BESS: Regulação e Inovação na Matriz Elétrica Brasileira

BESS: Regulação e Inovação na Matriz Elétrica Brasileira

Por Roberta Aronne e Luan Soares

São muitos os atributos e benefícios que o sistema de armazenamento de energia por baterias traz para a modernização das redes elétricas e integração eficiente das fontes renováveis

Nos últimos meses, em meio a debates sobre a presença cada vez maior de fontes renováveis intermitentes em nossa matriz elétrica, tem-se observado um crescente interesse do mercado brasileiro por sistemas de armazenamento de energia em baterias, também chamado de BESS (do inglês Battery Energy Storage System).

São muitos os atributos e benefícios que o sistema de armazenamento de energia por baterias traz para a modernização das redes elétricas e integração eficiente das fontes renováveis. Dentre eles podemos mencionar a regulação de frequência e qualidade, arbitragem de energia, integração de fontes renováveis intermitentes, reserva de emergência, despacho de carga, suporte a micro redes em áreas remotas e redução do custo de operação e manutenção das redes ao reduzir a carga nos horários de pico.

Nos Estados Unidos, o BESS tem ajudado a armazenar energia durante os períodos de baixa demanda e liberá-la durante os picos de consumo, garantindo maior estabilidade da rede, além de proporcionar enorme reserva de energia.
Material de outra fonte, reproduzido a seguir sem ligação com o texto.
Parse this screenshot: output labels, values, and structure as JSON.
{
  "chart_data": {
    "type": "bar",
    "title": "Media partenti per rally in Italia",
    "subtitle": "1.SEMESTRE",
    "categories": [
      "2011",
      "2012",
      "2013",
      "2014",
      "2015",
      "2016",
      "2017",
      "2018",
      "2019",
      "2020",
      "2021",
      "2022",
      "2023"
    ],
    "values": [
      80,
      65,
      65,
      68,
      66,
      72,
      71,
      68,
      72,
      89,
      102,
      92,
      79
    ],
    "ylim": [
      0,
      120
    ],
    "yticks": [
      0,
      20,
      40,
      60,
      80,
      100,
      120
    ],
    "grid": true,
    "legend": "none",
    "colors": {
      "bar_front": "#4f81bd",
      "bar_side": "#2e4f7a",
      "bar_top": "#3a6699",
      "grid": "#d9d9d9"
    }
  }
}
Para impulsionar a tecnologia e garantir um ambiente favorável a novos investimentos, foram implementados dois importantes marcos: o crédito fiscal ao investimento (ITC), um crédito fiscal de 30% para sistemas de energia solar residenciais e comerciais, e a Lei de Incentivo Fiscal e de Implantação do Armazenamento de Energia (ESTIDA). Na California, um dos estados mais avançados em termos de regulação e número de sistemas instalados, o tema é tratado de forma conjunta pela California Public Utilities Commission, California Energy Commission, California Independent System Operator e governo estadual, que oferece incentivos como o Self-Generation Incentive Program (SGIP).

Já na Austrália, a Clean Energy Regulator (CER), agência governamental responsável por administrar políticas regulatórias e incentivos financeiros para reduzir as emissões de carbono e promover o uso de energia limpa no país, desempenha um papel essencial na implementação do BESS. A agência é responsável pelo enforcement do Renewable Energy Target (RET), um programa do governo australiano que incentiva a produção de eletricidade exclusivamente a partir de fontes renováveis, proporcionando certificados negociáveis para grandes fábricas e proprietários de sistemas de pequena escala. Os certificados negociáveis são instrumentos de mercado utilizados para incentivar a produção de eletricidade a partir de fontes limpas. Os proprietários recebem os chamados RECs (Renewable Energy Certificate) com base na quantidade de eletricidade limpa gerada, podendo vendê-los para cumprir obrigações legais impostas pelo RET.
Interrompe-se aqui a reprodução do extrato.